I so wish you had shown how you did the side bending, as it looks awesome! To me, that would seem to be the hardest part, because you can glue the top and bottom on and then trim them to fit. Your side piece looks quite professionally done. I'm impressed. What was the wood you used? It would have been nice to get pieces of mahogany or oak. How many pieces did you you use, how thick was it, and how did you join the ends together? Whatever you did to make it, you did a very fine job! How did you curve the top and bottom as well? I love music, but have no talent. I have had a violin, a viola, a,mandolin, several 6-string guitars, and now own an electric bass which I use to play along with my music. It sounds terrible most of the time, but occasionally I will get into the right cord and play along well. I love the sound of the cello, and I think this will be my next indeavor. That you for giving me the inspiration to tackle it. I, too, Can't wait to hear your video of you playing it. By the way, there are several sites on ebay that sell pegs, nuts saddles and bridges for very little. "songtieling" seems to have god prices.

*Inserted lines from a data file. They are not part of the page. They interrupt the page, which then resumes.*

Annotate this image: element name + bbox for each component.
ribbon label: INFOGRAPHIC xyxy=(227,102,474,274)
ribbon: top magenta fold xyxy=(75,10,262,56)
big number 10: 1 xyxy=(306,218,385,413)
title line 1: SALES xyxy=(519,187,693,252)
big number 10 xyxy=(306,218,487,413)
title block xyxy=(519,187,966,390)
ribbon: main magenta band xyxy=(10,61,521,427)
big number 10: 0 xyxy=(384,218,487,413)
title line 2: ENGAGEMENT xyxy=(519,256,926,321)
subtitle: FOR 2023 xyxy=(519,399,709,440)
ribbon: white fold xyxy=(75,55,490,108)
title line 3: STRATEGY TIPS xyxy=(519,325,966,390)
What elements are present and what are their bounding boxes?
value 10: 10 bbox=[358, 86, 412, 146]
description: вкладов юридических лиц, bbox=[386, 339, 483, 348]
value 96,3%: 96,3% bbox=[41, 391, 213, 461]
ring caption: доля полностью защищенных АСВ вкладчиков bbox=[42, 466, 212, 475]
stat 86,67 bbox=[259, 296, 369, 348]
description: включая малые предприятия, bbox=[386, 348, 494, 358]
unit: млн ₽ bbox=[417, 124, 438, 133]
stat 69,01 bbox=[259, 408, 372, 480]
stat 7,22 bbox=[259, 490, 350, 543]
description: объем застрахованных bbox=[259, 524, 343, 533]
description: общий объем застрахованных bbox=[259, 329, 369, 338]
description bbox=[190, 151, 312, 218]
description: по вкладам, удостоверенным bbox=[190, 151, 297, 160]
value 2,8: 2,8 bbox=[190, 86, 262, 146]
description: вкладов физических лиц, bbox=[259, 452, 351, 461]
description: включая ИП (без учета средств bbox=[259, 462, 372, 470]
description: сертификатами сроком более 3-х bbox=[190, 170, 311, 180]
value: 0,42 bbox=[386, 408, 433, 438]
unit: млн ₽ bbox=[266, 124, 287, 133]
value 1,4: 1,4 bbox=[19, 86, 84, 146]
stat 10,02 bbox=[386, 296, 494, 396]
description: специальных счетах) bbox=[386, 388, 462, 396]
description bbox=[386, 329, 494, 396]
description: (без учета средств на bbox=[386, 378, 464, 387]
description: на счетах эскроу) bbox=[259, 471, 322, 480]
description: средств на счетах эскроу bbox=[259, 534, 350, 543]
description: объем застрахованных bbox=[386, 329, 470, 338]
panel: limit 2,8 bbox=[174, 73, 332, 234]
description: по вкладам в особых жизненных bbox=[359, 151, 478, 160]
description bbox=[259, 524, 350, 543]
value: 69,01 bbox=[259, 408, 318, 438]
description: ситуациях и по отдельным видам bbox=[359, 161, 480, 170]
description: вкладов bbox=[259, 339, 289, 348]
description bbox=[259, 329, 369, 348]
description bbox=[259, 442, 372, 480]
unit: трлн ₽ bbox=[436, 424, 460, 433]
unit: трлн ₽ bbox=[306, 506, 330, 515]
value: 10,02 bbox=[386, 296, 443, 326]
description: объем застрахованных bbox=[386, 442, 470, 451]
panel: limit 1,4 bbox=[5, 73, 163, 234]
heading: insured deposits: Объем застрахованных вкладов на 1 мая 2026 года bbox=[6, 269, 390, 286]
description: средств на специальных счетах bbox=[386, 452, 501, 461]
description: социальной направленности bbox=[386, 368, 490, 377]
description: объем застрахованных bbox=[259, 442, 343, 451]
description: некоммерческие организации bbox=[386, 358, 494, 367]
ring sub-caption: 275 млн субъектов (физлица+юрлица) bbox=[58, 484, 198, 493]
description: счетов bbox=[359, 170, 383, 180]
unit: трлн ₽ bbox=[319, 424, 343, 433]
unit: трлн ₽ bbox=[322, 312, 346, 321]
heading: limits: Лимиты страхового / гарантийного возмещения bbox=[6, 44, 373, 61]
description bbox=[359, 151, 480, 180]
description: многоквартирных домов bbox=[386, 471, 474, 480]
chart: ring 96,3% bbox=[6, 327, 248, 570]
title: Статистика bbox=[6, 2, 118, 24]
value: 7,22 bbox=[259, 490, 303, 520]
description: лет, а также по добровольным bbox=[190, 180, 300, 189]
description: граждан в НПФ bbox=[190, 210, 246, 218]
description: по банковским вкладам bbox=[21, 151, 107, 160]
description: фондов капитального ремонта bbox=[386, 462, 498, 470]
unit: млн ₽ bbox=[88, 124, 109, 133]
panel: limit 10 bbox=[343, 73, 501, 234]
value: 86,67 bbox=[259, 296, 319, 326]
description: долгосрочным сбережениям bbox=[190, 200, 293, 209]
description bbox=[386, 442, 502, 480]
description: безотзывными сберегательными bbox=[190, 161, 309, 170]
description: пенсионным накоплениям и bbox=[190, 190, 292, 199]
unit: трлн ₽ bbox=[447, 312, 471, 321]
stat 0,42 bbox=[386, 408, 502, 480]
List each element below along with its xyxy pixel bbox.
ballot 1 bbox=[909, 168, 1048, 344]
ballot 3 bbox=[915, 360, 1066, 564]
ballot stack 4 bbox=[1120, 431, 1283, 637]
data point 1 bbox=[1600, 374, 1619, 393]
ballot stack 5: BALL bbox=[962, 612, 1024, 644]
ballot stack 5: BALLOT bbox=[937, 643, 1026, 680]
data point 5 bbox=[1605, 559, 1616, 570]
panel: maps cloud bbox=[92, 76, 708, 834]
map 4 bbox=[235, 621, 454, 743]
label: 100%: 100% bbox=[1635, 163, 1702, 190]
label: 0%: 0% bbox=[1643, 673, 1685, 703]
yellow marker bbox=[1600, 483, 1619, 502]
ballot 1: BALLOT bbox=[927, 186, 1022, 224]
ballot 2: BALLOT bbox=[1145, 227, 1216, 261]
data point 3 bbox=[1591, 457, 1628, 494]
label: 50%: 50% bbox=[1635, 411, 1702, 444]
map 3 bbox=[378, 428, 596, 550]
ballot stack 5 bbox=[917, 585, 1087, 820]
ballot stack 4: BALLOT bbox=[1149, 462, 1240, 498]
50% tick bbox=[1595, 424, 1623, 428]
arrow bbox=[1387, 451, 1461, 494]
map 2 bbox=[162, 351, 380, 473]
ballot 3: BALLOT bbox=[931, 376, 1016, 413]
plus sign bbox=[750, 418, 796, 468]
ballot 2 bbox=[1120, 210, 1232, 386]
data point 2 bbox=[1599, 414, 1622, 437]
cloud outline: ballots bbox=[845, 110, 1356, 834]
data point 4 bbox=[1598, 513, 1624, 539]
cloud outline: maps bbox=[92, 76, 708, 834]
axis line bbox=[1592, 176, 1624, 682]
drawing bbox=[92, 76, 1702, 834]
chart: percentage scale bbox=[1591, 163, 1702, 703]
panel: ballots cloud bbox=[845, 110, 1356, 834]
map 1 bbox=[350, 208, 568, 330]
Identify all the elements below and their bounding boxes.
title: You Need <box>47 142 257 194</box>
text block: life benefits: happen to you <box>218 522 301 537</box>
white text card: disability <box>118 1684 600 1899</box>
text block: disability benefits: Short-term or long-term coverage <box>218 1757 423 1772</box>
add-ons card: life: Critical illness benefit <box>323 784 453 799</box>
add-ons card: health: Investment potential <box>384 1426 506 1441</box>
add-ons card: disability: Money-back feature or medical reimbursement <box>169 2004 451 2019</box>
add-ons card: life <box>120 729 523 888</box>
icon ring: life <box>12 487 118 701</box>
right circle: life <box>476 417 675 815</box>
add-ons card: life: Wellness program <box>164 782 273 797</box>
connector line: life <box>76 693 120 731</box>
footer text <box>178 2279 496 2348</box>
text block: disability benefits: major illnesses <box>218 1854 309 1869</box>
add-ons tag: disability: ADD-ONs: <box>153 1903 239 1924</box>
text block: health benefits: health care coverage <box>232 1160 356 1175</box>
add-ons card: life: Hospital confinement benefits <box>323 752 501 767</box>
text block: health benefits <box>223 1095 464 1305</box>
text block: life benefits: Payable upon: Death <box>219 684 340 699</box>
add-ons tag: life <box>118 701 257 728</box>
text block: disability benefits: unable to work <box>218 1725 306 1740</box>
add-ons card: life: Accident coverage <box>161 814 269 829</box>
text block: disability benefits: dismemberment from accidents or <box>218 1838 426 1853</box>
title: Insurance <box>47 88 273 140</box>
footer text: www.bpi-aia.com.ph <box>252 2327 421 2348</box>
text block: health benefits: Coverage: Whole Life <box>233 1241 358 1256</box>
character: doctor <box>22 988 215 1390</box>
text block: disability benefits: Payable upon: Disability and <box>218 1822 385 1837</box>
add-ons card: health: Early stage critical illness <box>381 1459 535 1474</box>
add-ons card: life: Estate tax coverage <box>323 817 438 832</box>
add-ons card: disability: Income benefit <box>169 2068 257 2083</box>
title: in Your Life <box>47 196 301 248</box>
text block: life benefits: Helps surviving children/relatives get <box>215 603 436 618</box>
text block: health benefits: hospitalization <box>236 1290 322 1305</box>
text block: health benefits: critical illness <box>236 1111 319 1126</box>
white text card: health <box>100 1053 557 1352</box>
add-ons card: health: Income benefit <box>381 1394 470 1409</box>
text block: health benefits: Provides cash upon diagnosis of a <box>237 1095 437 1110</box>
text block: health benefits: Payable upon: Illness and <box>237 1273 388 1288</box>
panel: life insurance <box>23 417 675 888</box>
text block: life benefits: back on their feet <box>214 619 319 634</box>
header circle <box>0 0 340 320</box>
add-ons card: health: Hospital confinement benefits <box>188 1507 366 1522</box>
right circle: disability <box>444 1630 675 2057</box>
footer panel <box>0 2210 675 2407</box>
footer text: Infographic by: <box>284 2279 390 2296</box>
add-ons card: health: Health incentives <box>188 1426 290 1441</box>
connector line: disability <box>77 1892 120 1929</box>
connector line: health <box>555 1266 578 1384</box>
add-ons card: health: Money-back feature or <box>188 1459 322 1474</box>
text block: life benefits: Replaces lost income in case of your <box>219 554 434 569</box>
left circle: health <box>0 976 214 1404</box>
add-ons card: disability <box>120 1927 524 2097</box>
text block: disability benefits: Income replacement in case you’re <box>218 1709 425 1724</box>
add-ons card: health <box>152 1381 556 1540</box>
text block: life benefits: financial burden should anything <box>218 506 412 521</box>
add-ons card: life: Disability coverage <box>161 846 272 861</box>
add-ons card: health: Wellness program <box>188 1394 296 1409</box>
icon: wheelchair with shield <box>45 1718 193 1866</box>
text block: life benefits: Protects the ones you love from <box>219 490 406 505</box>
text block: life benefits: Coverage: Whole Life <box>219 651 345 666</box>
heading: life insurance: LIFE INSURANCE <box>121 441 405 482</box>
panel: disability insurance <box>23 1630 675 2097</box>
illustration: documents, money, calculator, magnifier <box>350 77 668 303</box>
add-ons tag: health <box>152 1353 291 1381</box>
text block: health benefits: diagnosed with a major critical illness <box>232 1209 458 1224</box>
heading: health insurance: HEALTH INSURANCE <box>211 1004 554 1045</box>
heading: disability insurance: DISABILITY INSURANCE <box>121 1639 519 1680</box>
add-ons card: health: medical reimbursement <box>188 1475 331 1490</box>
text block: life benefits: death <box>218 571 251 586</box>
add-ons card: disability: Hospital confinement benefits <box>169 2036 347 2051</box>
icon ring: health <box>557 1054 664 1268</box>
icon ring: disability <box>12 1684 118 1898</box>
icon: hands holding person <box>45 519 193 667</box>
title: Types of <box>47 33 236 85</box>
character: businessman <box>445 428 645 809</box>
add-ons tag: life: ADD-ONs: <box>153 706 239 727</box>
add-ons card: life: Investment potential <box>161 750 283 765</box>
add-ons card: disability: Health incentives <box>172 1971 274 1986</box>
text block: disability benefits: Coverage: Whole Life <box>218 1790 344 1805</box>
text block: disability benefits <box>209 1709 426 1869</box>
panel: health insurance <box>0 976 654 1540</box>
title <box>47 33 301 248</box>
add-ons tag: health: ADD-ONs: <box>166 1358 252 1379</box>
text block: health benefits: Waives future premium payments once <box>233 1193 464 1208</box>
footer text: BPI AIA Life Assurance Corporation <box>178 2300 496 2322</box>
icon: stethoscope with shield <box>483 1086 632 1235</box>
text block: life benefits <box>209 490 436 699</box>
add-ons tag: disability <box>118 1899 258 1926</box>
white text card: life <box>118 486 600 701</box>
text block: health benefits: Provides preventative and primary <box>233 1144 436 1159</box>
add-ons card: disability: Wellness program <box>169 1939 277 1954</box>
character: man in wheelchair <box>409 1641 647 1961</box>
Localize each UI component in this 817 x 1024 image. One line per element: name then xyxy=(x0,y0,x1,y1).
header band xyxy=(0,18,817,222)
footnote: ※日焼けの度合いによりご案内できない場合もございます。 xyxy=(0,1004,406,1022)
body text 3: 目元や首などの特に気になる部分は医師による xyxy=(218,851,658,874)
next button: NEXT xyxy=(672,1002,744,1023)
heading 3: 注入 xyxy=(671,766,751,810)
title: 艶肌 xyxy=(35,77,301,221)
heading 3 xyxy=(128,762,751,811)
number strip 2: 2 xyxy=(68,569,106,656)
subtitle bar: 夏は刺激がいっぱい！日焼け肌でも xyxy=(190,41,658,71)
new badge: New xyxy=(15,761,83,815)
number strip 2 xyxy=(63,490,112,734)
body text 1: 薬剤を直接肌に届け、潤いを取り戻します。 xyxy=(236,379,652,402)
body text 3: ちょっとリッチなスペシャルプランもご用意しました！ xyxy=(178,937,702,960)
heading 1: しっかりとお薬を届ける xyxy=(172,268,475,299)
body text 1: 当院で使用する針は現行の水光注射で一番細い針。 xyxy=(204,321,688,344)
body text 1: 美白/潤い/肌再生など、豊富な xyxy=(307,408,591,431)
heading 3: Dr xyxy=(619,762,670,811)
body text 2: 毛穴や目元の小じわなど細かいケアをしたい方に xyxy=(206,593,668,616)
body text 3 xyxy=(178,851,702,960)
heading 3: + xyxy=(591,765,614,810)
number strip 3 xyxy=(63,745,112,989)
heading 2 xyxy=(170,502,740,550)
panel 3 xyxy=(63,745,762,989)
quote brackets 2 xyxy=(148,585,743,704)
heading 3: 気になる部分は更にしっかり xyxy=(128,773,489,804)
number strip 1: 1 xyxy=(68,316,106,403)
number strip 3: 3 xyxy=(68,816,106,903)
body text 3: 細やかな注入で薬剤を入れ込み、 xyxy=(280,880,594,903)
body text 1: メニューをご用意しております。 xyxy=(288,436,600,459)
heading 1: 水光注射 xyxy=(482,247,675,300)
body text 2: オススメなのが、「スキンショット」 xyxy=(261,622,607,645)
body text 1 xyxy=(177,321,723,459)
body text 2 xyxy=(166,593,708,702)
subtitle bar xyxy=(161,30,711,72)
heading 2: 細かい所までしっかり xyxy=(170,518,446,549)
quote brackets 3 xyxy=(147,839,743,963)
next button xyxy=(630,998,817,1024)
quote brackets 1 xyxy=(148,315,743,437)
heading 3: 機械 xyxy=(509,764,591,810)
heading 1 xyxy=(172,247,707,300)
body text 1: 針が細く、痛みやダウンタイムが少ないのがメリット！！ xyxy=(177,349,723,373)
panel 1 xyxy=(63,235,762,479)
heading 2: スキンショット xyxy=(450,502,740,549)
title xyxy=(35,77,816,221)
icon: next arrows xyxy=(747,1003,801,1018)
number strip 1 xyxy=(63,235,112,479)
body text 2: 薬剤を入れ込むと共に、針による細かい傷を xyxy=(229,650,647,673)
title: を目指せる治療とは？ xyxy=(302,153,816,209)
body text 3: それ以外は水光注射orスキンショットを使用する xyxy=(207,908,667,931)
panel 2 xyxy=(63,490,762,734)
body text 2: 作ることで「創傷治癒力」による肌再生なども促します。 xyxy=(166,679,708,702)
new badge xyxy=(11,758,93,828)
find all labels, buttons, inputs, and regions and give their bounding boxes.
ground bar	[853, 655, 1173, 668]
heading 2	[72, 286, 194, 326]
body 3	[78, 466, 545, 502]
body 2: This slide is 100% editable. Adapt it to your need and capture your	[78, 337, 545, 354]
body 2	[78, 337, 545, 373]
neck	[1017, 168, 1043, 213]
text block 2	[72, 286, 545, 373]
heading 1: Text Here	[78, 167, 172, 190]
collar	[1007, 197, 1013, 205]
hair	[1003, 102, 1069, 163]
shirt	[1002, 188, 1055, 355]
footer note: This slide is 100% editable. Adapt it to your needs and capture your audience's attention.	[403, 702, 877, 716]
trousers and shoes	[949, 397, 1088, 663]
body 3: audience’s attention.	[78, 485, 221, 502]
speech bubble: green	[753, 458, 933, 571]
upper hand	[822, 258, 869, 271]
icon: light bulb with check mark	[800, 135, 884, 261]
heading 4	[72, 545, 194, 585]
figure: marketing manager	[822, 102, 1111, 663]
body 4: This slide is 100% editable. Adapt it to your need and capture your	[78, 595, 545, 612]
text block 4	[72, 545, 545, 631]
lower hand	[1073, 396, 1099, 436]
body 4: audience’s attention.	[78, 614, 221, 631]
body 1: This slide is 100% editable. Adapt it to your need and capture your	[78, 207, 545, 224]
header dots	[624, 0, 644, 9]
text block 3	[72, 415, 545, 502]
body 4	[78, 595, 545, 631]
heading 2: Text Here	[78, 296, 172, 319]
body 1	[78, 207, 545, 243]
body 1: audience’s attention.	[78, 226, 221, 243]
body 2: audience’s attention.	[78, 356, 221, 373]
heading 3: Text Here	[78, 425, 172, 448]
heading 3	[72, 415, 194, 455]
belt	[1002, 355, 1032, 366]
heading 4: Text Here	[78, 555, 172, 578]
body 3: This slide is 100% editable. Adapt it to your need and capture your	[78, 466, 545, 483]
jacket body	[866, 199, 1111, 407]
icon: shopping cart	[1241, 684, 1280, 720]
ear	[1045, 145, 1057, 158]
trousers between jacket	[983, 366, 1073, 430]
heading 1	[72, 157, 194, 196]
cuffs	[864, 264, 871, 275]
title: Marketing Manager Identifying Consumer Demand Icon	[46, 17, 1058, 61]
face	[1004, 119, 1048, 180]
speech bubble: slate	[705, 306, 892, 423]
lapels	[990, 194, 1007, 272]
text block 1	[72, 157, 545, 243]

lightning r fun (author)2013-04-14

:"in this picture my G string is missing"
I laughed so hard at that.
I'm sorry I'm so immature.

camileo (author)2013-04-11

i want to listen how it sounds....make a video

jarikcbol (author)camileo2013-04-12

that was my first question. I sort of assumed it would sound terrible, but then I remembered a video I saw on youtube of this old Mexican guy playing beautiful music using a plastic 2 liter coke bottle as an improvised trumpet, so I suspect that it sounds wonderful.

Ayavaron (author)jarikcbol2013-04-14

Do you have a link to that? It sounds awesome.

jarikcbol (author)Ayavaron2013-04-14

the one I saw first is this one,
video is pretty low quality, but you see the skill. There are a few other videos on youtube of the same trick.

Okay i'll try to make one soon!

Zergling_pack (author)2013-04-14

Can you post a video comparing the sound between the cello you made and one you bought? Also do you know if this would the same as making a violin just scaling down?

tiger12506 (author)2013-04-14

I think that would be quite impossible to do on a table saw. Perhaps you meant scroll saw??